Say you have a log that says that a packet transmitted to a PBX was dropped at 11:17 PM. Three things could have happened:

The packet was dropped on its way to the PBX (inbound internet issues)
The packet was received but not responded to (PBX issues)
The packet was recieved, responded to, but the response never arrived (outbound internet issues)

If you left a packet capture running on the PBX then you can find out which of the three it was. Examine the CSV log from SIP Ping and locate the drop:

15/05/15 08:18:49:387328,1431703129.39,192.168.10.10,drop,1257707506,drop

The Call-ID is 1257707506. Now pull up the packet capture from the PBX.

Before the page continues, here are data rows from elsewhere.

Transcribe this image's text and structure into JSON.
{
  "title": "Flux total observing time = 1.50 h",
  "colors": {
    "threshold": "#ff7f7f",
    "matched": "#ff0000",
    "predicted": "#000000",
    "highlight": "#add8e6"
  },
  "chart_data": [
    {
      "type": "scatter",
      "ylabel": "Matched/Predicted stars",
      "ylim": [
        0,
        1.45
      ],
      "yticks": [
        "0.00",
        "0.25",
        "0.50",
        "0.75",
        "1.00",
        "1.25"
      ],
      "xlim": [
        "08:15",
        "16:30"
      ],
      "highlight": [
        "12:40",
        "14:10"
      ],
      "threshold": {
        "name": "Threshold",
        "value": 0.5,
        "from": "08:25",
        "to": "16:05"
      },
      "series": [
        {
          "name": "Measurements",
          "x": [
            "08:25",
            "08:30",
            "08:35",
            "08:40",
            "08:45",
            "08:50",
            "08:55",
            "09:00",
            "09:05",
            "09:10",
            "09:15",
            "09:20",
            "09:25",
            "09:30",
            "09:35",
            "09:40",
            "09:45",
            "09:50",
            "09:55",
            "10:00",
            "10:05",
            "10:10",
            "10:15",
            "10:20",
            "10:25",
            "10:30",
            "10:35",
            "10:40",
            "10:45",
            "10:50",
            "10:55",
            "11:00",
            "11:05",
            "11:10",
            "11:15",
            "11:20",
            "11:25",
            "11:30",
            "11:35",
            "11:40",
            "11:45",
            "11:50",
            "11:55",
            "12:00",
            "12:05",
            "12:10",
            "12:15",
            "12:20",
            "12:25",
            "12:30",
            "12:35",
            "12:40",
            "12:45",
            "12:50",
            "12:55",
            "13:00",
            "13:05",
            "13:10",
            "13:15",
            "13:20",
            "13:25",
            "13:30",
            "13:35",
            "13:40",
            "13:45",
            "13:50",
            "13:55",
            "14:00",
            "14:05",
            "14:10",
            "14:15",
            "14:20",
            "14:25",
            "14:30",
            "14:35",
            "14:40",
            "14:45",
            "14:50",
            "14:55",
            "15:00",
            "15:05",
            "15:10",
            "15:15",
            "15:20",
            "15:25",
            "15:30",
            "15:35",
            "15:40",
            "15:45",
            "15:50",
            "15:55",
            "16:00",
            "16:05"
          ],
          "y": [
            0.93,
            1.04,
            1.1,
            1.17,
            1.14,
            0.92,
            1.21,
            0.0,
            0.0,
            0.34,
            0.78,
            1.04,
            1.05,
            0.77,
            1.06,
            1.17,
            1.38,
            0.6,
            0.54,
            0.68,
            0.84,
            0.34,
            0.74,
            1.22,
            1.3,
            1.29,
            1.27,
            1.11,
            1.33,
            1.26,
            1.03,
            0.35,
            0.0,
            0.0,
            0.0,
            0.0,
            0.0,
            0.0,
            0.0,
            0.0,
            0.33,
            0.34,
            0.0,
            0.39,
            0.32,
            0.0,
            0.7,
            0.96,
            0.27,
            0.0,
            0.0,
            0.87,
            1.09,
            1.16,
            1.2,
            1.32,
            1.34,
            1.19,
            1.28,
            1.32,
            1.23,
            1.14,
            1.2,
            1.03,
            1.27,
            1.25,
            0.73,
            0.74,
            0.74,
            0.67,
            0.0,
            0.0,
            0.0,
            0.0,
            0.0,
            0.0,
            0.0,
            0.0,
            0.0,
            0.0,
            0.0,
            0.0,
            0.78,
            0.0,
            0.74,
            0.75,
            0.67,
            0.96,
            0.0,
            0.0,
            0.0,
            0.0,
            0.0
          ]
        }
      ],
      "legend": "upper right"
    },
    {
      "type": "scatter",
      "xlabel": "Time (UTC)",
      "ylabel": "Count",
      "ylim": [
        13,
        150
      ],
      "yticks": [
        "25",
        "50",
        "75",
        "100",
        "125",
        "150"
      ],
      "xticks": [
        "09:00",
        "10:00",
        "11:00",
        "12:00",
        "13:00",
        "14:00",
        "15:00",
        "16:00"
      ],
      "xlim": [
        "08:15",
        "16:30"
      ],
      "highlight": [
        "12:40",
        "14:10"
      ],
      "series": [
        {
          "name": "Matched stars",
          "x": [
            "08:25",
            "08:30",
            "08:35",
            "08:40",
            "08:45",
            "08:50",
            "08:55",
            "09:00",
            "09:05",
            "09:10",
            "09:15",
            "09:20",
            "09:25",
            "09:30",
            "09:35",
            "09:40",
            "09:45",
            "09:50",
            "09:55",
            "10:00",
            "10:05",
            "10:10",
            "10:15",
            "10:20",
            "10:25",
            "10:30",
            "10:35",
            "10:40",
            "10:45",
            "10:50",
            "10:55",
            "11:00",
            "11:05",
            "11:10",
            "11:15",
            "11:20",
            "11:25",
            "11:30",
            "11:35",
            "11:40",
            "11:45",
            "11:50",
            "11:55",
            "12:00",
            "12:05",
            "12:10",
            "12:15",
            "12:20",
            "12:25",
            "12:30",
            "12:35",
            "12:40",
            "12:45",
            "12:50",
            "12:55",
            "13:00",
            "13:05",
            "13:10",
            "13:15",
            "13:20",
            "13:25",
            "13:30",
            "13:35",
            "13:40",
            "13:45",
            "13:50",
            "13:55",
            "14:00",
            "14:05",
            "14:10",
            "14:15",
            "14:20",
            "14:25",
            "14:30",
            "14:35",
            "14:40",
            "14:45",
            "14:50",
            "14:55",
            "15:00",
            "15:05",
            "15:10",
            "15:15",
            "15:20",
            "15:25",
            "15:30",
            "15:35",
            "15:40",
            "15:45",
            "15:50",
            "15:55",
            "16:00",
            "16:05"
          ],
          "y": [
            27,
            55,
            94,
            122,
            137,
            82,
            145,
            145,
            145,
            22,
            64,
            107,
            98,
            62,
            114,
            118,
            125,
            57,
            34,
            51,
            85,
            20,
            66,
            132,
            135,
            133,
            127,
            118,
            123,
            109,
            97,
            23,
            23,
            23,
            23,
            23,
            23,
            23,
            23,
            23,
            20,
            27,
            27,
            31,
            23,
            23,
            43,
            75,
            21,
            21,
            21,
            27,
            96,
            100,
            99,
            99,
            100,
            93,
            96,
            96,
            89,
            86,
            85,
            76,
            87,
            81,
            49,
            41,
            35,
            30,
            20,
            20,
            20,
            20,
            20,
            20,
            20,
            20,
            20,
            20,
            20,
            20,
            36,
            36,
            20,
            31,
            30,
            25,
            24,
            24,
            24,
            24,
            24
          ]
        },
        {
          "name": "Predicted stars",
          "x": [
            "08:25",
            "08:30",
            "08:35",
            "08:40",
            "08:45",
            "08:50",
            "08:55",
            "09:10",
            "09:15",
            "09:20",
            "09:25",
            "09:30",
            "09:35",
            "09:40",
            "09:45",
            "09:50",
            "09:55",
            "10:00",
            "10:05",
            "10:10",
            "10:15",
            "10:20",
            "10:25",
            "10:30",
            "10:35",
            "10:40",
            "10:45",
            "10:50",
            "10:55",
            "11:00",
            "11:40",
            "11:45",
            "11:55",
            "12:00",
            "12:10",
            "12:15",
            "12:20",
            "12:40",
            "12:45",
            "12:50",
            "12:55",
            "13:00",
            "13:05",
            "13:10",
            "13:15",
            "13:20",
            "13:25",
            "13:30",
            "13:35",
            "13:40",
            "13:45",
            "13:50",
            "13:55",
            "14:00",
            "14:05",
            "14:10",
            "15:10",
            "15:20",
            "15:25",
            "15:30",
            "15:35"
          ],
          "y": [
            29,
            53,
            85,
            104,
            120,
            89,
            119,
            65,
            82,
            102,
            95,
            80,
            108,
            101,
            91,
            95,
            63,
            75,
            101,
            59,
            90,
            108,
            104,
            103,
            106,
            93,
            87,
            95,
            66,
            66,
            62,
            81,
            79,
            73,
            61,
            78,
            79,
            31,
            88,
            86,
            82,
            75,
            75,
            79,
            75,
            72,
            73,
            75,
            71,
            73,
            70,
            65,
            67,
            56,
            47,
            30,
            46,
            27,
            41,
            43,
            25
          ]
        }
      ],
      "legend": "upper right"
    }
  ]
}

The packet capture shows an OPTIONS packet coming in with a Call-ID of 1257707506, and a 501 Not Implemented going back - but that 501 doesn't show up in the packet capture from your core network.

You have now identified an instance of one-way signaling failure; the packet came in, the PBX tried to respond, but the response didn't arrive. You now have a much more specific definition of the problem.

Bugs / Known Issues

On Windows every line in the CSV is double-spaced. Excel will still read the file and a quick sort by the time column will strip the empty rows.

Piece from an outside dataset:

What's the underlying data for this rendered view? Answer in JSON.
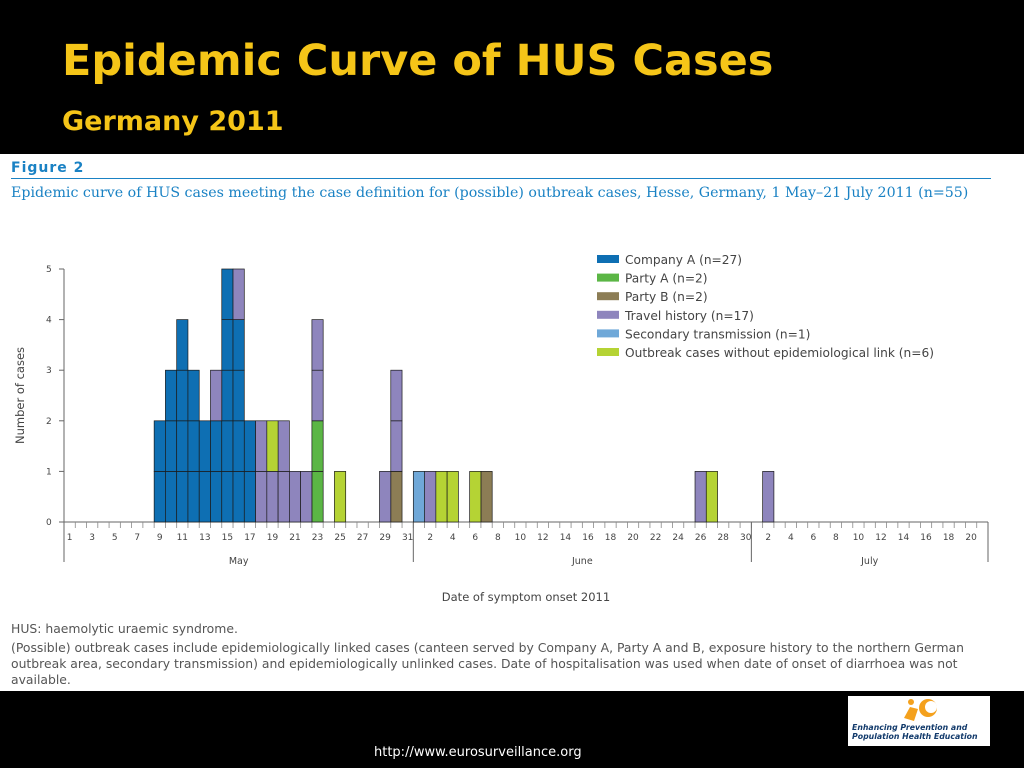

If you find anything else, email me at articles@gekk.info and I'd be happy to look into it. I do not have a QA team, so there could be lots of bugs I don't know about.

Future Development

There are a lot of things I could do with this, but one of the big changes I intend to implement is register-based testing, where the tool runs at the "client" end and registers repeatedly against a server.

Why?

There are at least two other SIP diagnostic tools that can send ping-esque messages that I can think of, but the problem is that, like all network diagnostic tools, they're only designed to answer the question, "is anything wrong right now?"

In the real world, problems can often be intermittent, and their unpredictability certainly makes them no less serious. Hours or days might elapse between service outages, but when they occur they're showstoppers.

I found that there was no tool available in this industry that could prove the integrity of the connection between two SIP devices, in full duplex, at high speed.

I also found that a lot of techs in my field of work were using ping to do long-term monitoring, and ping just doesn't cut it for a wide variety of reasons, not the least being that ICMP is deprioritized on many routers and servers. Purpose-built tools decrease false positives.

Additionally, while ping gives packet loss stats over time, it doesn't allow you to look back and say "two weeks ago at 11:31:43 voice traffic stopped passing for three minutes," and in this job, you sometimes need data with that level of precision.